3000 User nutzen den Austria-Kiosk

Gemeinsam werden die heimischen Tageszeitungen als E-Paper im Austria-Kiosk der APA angeboten. „Wir haben derzeit 3000 registrierte User, von denen viele den Kiosk regelmäßig nutzen“, sagt APA-Geschäftsführer Peter Kropsch zur „Presse“. Da sei allerdings noch „ordentlich Potenzial nach oben drin“. Die Zeitungen können auf www.kiosk.at als PDF auf den Computer oder auf mobile Devices heruntergeladen werden und kosten so viel wie die Printausgabe in der Trafik. „Unsere Usability ist noch nicht optimal“, gesteht Kropsch. „Der Kiosk ist ein Web-Produkt wie die Digitalausgabe der ,Financial Times‘.

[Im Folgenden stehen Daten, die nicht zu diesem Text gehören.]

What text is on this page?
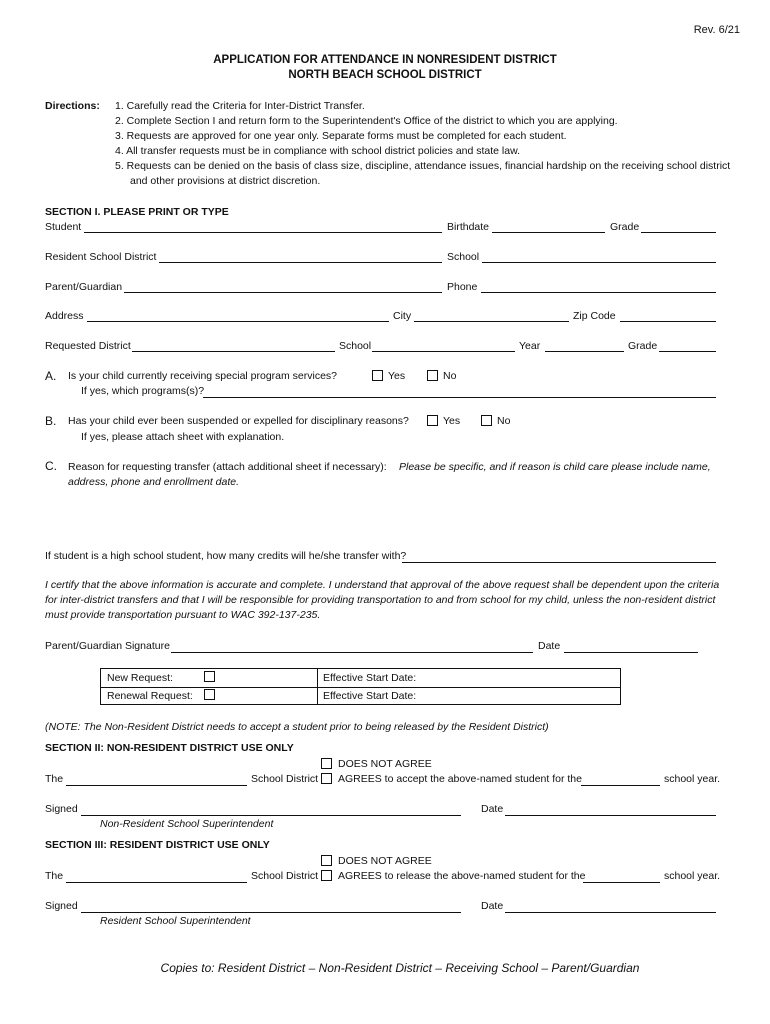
Rev. 6/21
APPLICATION FOR ATTENDANCE IN NONRESIDENT DISTRICT
NORTH BEACH SCHOOL DISTRICT
Directions: 1. Carefully read the Criteria for Inter-District Transfer.
2. Complete Section I and return form to the Superintendent's Office of the district to which you are applying.
3. Requests are approved for one year only. Separate forms must be completed for each student.
4. All transfer requests must be in compliance with school district policies and state law.
5. Requests can be denied on the basis of class size, discipline, attendance issues, financial hardship on the receiving school district
and other provisions at district discretion.
SECTION I. PLEASE PRINT OR TYPE
Student	Birthdate	Grade
Resident School District	School
Parent/Guardian	Phone
Address	City	Zip Code
Requested District	School	Year	Grade
A. Is your child currently receiving special program services?	Yes	No
If yes, which programs(s)?
B. Has your child ever been suspended or expelled for disciplinary reasons?	Yes	No
If yes, please attach sheet with explanation.
C. Reason for requesting transfer (attach additional sheet if necessary): Please be specific, and if reason is child care please include name,
address, phone and enrollment date.
If student is a high school student, how many credits will he/she transfer with?
I certify that the above information is accurate and complete. I understand that approval of the above request shall be dependent upon the criteria
for inter-district transfers and that I will be responsible for providing transportation to and from school for my child, unless the non-resident district
must provide transportation pursuant to WAC 392-137-235.
Parent/Guardian Signature	Date
New Request:	Effective Start Date:
Renewal Request:	Effective Start Date:
(NOTE: The Non-Resident District needs to accept a student prior to being released by the Resident District)
SECTION II: NON-RESIDENT DISTRICT USE ONLY
DOES NOT AGREE
The	School District AGREES to accept the above-named student for the	school year.
Signed	Date
Non-Resident School Superintendent
SECTION III: RESIDENT DISTRICT USE ONLY
DOES NOT AGREE
The	School District AGREES to release the above-named student for the	school year.
Signed	Date
Resident School Superintendent
Copies to: Resident District – Non-Resident District – Receiving School – Parent/Guardian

Das gibt zwar Unabhängigkeit vom Korsett der App-Stores, aber manches ist einfach umständlicher zu realisieren, und der Marketing-Rückenwind der App-Stores fehlt.“ Der Austria-Kiosk sei ein Teil der Paid-Content-Strategie der österreichischen Medien – zu den Auflagenzahlen dürfen digital verkaufte Exemplare jedoch nicht addiert werden. „Leider fließen die Zahlen derzeit noch nicht in die ÖAK ein. Eine Klärung dieser Causa würde den Stellenwert von digitalen Verkäufen für die Verlage sicher heben. Genauso wie die Klärung der unterschiedlichen Mehrwertsteuer auf Print- und Digitale Medien. Das erschwert das Schnüren von Kombi-Paketen“, moniert Kropsch die „nicht idealen“ Rahmenbedingungen.

Überall in der Branche wird intensiv daran gearbeitet, Zeitungen aus dem Printzeitalter in das digitale zu retten. Nicht alle wollen so wie die Gratistitel kostenlos geben, auch wenn diese vom durch das Internet angestachelten Trend zum Gratis-Content profitieren. Die Kaufzeitungen hingegen verlieren an Auflage. Umso wichtiger sei es, gemeinsam auf dem Markt vorzugehen, meint Kropsch: Der APA-Kiosk ist ein „im europäischen Raum einzigartiger Schulterschluss“. Und einen Versuch wert.